Nelson Motta detém a fórmula da longevidade criativa. Sua onipresença morena é algo notável. Ligue o rádio e ouvirá sua voz indicando pepitas musicais que nem o mais sortudo garimpeiro de Serra Pelada seria capaz de desenterrar. Pare na livraria e encontrará, entre os mais vendidos, volumes imperdíveis, como o que relata sua história com Tim Maia, além de ótimas peças de ficção de sua autoria. Tente o teatro e dará de cara com suas ideias, sua voz e seu livro transformados no competente espetáculo estrelado por Thiago Abravanel contando e cantando a epopeia do mesmo Tim. No cinema, lá está ele no ótimo documentário sobre a vida meteórica de Raul Seixas. E quando você chegar em casa, imaginando estar livre do pequeno notável, se tiver sorte, tropeçará em suas deliciosas crônicas no “Jornal da Globo”.

Isto só para ficar no presente.
Mas falando em tropeços, a longuíssima e ultraprodutiva carreira de Nelson teve alguns memoráveis. Claro que, com sua natureza positiva e desencanada, até mesmo essas topadas tendem a virar coisa boa. É o caso de uma de suas primeiras incursões pelo mundo do empreendedorismo, que o levou a uma espécie de falência hippie.

Nelsinho se animou em 1976 a organizar um festival na cidade e nas praias de Saquarema, sugestivamente batizado de Som, Sol e Surf.
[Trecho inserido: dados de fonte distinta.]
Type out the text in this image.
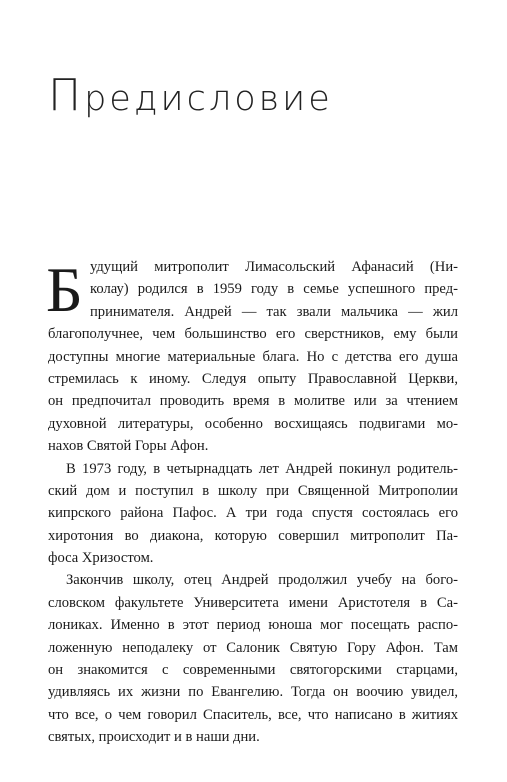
Предисловие
Б удущий митрополит Лимасольский Афанасий (Ни-
колау) родился в 1959 году в семье успешного пред-
принимателя. Андрей — так звали мальчика — жил
благополучнее, чем большинство его сверстников, ему были
доступны многие материальные блага. Но с детства его душа
стремилась к иному. Следуя опыту Православной Церкви,
он предпочитал проводить время в молитве или за чтением
духовной литературы, особенно восхищаясь подвигами мо-
нахов Святой Горы Афон.
В 1973 году, в четырнадцать лет Андрей покинул родитель-
ский дом и поступил в школу при Священной Митрополии
кипрского района Пафос. А три года спустя состоялась его
хиротония во диакона, которую совершил митрополит Па-
фоса Хризостом.
Закончив школу, отец Андрей продолжил учебу на бого-
словском факультете Университета имени Аристотеля в Са-
лониках. Именно в этот период юноша мог посещать распо-
ложенную неподалеку от Салоник Святую Гору Афон. Там
он знакомится с современными святогорскими старцами,
удивляясь их жизни по Евангелию. Тогда он воочию увидел,
что все, о чем говорил Спаситель, все, что написано в житиях
святых, происходит и в наши дни.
Uma ousada, para a época, mistura de Woodstock, Pipeline Masters e Coachella. Tudo isso, importante lembrar, numa época em que a ditadura ainda rondava e a ideia de investir em iniciativas voltadas ao chamado “público jovem” não aparecia nem nas beiradas dos radares das grandes empresas. Nelsinho não se apequenou, arregaçou as mangas, chamou os amigos, juntou as economias e partiu para convidar gente do calibre de Raul Seixas, Rita Lee, Made in Brazil, Vímana (Ritchie, Lobão e Lulu Santos), O Terço e até uma iniciante chamada Angela Ro Ro.

Artistas a postos, surfistas do naipe de Daniel Friedman e Paulo Proença (que terminaram a competição em primeiro e segundo lugares, respectivamente) devidamente alinhados, uma mistura de chuva intensa, estrutura tímida, repressão policial à base de cacetadas e outros inconvenientes fez com que, apesar da multidão que invadiu a cidade em que viviam na época cerca de dez mil pessoas, o evento fosse um fiasco de grandes proporções.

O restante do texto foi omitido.